A separate 'compatibility' mode isn't needed, especially when we are talking about the RPi bus. It either isn't or is. We already know that it isn't, so the focus should then be making it as compatible as possible, and documenting well the areas which it isn't. As far as the default state, it should be an input as the sysfs expects, and should be that as soon as possible. Not getting into a discussion over how soon it should do it, or what happens before then... this is a SBC, not a micro-controller... it's going to be sloppy. I do think for simplicity sake it should be done at boot - so probably in uboot. And I still wonder if the DTS is the root of the problem there... if you read some of the gpio-controller info, it appears that the default states *may* be defined there...
https://www.kernel.org/doc/Documentation...o/gpio.txt
(08-08-2017, 06:20 PM)pfeerick Wrote: My point the whole time as been simply that... if you export the pin, and it says that it's state is currently x, then it should damn well be x. not y, or z... x. The Raspberry Pi folks know that is what should be the case, so they made sure it was. Otherwise, the pin should have have a 'indeterminate' state, so that you know it hasn't been set yet.
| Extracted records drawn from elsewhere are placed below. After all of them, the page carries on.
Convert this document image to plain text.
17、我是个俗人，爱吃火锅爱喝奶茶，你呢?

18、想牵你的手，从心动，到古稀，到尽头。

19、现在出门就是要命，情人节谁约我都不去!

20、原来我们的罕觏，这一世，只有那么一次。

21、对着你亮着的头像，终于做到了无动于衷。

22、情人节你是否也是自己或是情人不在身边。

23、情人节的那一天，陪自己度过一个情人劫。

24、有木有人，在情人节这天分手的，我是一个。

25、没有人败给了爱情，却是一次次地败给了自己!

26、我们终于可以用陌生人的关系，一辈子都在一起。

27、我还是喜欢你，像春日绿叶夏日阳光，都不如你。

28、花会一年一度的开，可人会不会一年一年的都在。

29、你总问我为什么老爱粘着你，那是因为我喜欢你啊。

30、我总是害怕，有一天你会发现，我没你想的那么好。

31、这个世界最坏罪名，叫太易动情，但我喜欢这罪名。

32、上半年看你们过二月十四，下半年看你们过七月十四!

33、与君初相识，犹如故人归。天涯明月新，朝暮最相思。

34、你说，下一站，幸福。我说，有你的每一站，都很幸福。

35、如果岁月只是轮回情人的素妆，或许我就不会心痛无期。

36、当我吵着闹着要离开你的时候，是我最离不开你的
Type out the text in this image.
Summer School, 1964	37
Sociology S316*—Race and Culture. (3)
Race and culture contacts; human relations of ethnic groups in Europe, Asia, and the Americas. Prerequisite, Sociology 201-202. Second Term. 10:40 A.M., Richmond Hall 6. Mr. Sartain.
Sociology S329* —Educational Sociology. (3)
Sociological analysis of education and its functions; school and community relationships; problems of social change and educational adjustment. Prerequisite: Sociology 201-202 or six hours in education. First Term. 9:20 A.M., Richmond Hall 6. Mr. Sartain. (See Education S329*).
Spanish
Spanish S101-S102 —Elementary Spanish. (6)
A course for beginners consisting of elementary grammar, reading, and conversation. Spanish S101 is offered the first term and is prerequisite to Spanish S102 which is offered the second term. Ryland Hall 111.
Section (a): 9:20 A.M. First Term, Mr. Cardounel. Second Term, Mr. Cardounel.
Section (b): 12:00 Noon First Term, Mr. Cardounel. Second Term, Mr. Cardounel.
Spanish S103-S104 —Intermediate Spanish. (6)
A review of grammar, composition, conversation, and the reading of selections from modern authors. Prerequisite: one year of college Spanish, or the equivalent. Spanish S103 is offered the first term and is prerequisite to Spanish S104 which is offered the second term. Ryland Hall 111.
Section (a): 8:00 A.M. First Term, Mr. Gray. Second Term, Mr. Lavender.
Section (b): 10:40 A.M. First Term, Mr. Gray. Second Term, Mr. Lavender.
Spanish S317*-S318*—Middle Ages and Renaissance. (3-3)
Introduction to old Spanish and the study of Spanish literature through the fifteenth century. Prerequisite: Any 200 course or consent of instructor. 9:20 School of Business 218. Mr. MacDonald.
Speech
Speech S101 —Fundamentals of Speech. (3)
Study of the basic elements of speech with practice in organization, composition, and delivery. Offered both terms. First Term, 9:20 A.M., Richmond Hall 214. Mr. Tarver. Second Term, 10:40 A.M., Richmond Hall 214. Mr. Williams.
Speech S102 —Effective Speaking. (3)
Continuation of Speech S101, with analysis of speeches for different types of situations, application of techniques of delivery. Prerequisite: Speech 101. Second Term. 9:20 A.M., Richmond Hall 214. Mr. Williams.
My 4K R64 board came in yesterday ; so I played with it most of the night, found that it does NOT have this issue. If the pin is exported its direction is set IN, the active_low is set 0 and its value is set "1". If the pin is grounded than the value changes to "0".
So we need to get to the bottom of it; is it a dts|dtb issue, a hardware issue with the PineA64+, or a build issue ( something inconsistent with export somehow ).
marcushh777
please join us for a chat @ irc.pine64.xyz:6667 or ssl irc.pine64.xyz:6697
( I regret that I am not able to respond to personal messages; let's meet on irc! )
Personally, I think it is more "by hardware design" where Rockchip and AllWinner engineers views diverge in the way GPIOs are implemented.